Fluid intelligence and the locus coeruleus-norepinephrine system

Abstract

The last decade has seen significant progress identifying genetic and brain differences related to intelligence. However, there remain considerable gaps in our understanding of how cognitive mechanisms that underpin intelligence map onto various brain functions. In this article, we argue that the locus coeruleus-norepinephrine system is essential for understanding the biological basis of intelligence. We review evidence suggesting that the locus coeruleus-norepinephrine system plays a central role at all levels of brain function, from metabolic processes to the organization of large-scale brain networks. We connect this evidence with our executive attention view of working-memory capacity and fluid intelligence and present analyses on baseline pupil size, an indicator of locus coeruleus activity. Using a latent variable approach, our analyses showed that a common executive attention factor predicted baseline pupil size. Additionally, the executive attention function of disengagement--not maintenance--uniquely predicted baseline pupil size. These findings suggest that the ability to control attention may be important for understanding how cognitive mechanisms of fluid intelligence map onto the locus coeruleus-norepinephrine system. We discuss how further research is needed to better understand the relationships between fluid intelligence, the locus coeruleus-norepinephrine system, and functionally organized brain networks.

Keywords: brain basis of intelligence; cognitive ability; individual differences; locus coeruleus; pupil size.

Fig. 1.

A depiction of the locus coeruleus–norepinephrine projection system throughout the brain. Created with BioRender.com.

Fig. 2.

Baseline pupil size as a function of mental effort and repeated measurement. (Left) Baseline pupil size was about 1 mm larger for high working-memory capacity subjects (n = 20) than for low working-memory capacity subjects (n = 20). Pupil size was measured in a simple memory span task during a 30-s interval after the last presented memory item and before recall. Memory load set sizes of four, six, and eight were administered.
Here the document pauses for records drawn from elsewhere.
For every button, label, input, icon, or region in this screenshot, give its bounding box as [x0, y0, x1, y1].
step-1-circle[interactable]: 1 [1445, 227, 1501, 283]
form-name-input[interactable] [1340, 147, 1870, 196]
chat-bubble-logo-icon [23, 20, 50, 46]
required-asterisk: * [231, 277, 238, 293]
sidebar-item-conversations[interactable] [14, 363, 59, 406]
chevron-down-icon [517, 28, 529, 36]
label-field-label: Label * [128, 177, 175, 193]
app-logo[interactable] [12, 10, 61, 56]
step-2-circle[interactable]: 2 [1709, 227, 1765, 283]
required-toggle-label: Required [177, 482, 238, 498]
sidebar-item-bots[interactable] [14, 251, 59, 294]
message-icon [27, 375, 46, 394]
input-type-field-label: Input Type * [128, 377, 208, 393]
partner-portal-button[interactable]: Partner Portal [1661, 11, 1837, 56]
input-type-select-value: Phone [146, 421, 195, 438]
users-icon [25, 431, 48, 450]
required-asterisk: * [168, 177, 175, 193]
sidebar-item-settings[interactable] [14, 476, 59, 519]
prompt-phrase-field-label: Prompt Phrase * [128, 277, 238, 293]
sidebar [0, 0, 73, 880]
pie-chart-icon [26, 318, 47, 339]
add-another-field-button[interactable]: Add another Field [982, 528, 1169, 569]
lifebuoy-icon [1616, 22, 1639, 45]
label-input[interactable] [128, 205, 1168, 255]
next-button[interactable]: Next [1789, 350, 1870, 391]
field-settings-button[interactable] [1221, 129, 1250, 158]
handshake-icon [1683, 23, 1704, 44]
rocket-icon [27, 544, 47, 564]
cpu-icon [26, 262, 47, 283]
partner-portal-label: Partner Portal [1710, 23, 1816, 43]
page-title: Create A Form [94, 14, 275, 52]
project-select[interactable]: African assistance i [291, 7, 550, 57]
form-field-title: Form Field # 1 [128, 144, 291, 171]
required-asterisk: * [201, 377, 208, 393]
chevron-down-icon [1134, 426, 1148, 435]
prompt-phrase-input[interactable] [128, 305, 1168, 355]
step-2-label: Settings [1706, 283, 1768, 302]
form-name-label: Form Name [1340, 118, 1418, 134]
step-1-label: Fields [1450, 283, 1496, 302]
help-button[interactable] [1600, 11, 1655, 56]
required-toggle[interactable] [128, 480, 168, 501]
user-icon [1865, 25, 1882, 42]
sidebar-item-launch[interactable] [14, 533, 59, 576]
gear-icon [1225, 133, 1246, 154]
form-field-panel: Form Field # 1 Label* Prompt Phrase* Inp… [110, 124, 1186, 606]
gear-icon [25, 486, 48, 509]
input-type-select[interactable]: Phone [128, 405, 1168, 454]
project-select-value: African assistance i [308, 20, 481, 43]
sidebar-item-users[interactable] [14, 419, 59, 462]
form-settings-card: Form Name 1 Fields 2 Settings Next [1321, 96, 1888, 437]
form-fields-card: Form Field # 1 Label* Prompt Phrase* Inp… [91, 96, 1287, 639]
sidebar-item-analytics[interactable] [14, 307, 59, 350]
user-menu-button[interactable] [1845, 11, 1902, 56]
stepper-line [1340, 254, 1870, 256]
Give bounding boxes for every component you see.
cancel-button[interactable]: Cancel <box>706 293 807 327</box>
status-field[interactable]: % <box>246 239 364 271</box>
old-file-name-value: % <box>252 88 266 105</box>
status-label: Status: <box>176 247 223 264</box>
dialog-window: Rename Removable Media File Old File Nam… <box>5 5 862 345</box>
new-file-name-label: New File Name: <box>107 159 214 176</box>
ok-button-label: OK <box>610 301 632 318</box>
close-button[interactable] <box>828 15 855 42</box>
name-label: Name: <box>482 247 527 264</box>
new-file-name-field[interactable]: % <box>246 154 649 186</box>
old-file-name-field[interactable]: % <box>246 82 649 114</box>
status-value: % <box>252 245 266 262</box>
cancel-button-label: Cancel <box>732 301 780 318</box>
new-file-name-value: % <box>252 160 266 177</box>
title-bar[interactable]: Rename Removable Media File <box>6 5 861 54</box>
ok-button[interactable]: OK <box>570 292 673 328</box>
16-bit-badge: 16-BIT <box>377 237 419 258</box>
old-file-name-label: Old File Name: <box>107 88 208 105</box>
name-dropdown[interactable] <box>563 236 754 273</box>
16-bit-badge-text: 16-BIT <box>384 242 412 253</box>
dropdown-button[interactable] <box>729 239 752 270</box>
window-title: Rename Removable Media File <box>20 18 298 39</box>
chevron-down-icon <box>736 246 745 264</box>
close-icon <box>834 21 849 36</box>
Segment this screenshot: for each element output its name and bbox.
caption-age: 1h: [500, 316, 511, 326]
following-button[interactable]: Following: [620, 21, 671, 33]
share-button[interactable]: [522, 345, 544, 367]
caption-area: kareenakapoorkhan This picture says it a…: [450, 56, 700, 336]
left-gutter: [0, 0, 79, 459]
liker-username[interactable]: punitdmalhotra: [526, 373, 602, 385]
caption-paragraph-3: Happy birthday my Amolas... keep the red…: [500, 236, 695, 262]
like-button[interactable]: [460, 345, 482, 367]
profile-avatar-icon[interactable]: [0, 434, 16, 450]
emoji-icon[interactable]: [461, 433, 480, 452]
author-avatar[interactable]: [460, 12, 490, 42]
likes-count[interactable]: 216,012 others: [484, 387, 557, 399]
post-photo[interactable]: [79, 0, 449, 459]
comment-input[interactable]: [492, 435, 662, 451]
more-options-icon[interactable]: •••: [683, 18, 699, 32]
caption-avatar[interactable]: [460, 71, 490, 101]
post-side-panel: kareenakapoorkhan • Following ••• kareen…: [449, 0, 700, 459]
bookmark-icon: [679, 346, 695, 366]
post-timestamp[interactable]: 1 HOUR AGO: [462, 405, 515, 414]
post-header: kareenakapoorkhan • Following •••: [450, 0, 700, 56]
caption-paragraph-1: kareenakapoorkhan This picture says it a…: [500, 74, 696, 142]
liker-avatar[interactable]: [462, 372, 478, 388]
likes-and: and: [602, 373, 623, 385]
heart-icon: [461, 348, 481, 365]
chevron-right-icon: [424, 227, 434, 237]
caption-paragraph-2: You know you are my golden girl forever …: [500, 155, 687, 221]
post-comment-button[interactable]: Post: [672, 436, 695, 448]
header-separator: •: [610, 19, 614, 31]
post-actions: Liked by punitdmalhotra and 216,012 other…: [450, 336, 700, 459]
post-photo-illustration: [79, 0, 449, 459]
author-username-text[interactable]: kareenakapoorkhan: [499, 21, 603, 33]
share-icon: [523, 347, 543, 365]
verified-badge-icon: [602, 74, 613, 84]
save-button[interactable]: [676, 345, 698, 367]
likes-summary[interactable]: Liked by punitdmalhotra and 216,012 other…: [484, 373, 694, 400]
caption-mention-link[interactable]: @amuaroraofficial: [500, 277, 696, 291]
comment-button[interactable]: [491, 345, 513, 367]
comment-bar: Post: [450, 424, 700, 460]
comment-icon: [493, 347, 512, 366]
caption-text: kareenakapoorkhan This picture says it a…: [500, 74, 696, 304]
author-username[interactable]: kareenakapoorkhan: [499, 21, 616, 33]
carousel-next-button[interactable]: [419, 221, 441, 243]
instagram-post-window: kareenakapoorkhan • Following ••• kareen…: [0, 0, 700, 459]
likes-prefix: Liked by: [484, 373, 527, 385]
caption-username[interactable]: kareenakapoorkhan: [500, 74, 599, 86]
Pupil size increased with larger set sizes, suggesting an increase in mental effort. However, pupil size for low working-memory capacity subjects at the largest set size was still smaller than pupil size at baseline for high working-memory capacity subjects. This suggests that differences in mental effort at baseline cannot explain why high working-memory capacity subjects have a larger baseline pupil size. (Right) Baseline pupil size was larger for high working-memory capacity subject (n = 57) than for low working-memory capacity subjects (n = 53), replicating our previous findings. Baseline pupil size was repeatedly measured across multiple testing sessions during a working-memory training study. Subjects came in for 23 sessions over the course of 3.5 to 16.5 wk. Although baseline pupil size decreased over the testing sessions, high working-memory capacity subjects still had a larger baseline pupil size at sessions 12 and 23 compared to low working-memory capacity subjects. Therefore, working-memory capacity differences in baseline pupil size are highly reliable over time and repeated testing. Additionally, baseline pupil size correlated strongly across the three testing sessions (average r = 0.79). This suggests that baseline pupil size captures reliable trait-level characteristics and not simply state-level variables, like arousal and mental effort. These figures were adapted from experiment 1 (Left) and experiment 2 (Right) of Tsukahara et al. (1).

Fig. 3.

Relationship of baseline pupil size to working-memory capacity and fluid intelligence. (Upper) Baseline pupil size correlated with fluid intelligence, r = 0.35, P < 0.05, n =337. Error bar represents the SE of measurement. (Lower) Fluid intelligence and working-memory capacity were highly correlated, r = 0.68. After accounting for this shared variance, only fluid intelligence uniquely predicted baseline pupil size (n = 337). The Lower figure was adapted from experiment 3 of Tsukahara et al. (1).

Fig. 4.

Baseline pupil size as a function of lighting conditions. (Upper) Baseline pupil size as a function of room lighting, background color on the monitor, and monitor brightness settings; each factor was independently manipulated for a total of eight conditions (n = 201). In the two brightest lighting conditions (room lights on/off, white background, and bright monitor settings), the mean and variability of baseline pupil size values were severely restricted, such that the mean approached the physiological minimum pupil size. Error bars represent the within-subject SE of measurement. (Lower) Hierarchical linear modeling results showing that fluid intelligence predicted baseline pupil size in all the lighting conditions except for the two brightest conditions (n = 201).

Fig. 5.

Structural equation model with a common executive attention factor and unique working-memory capacity and fluid intelligence factors predicting baseline pupil size from study 1 (Upper) and study 2 (Lower) of Tsukahara and Engle (2). Dotted lines represent nonsignificant regression paths and factor loadings, P < 0.05.

Fig. 6.

Structural equation model with maintenance and disengagement factors predicting baseline pupil size from Study 1 (Upper) and Study 2 (Lower) of Tsukahara and Engle (2). Dotted lines represent nonsignificant regression paths and factor loadings, P < 0.05.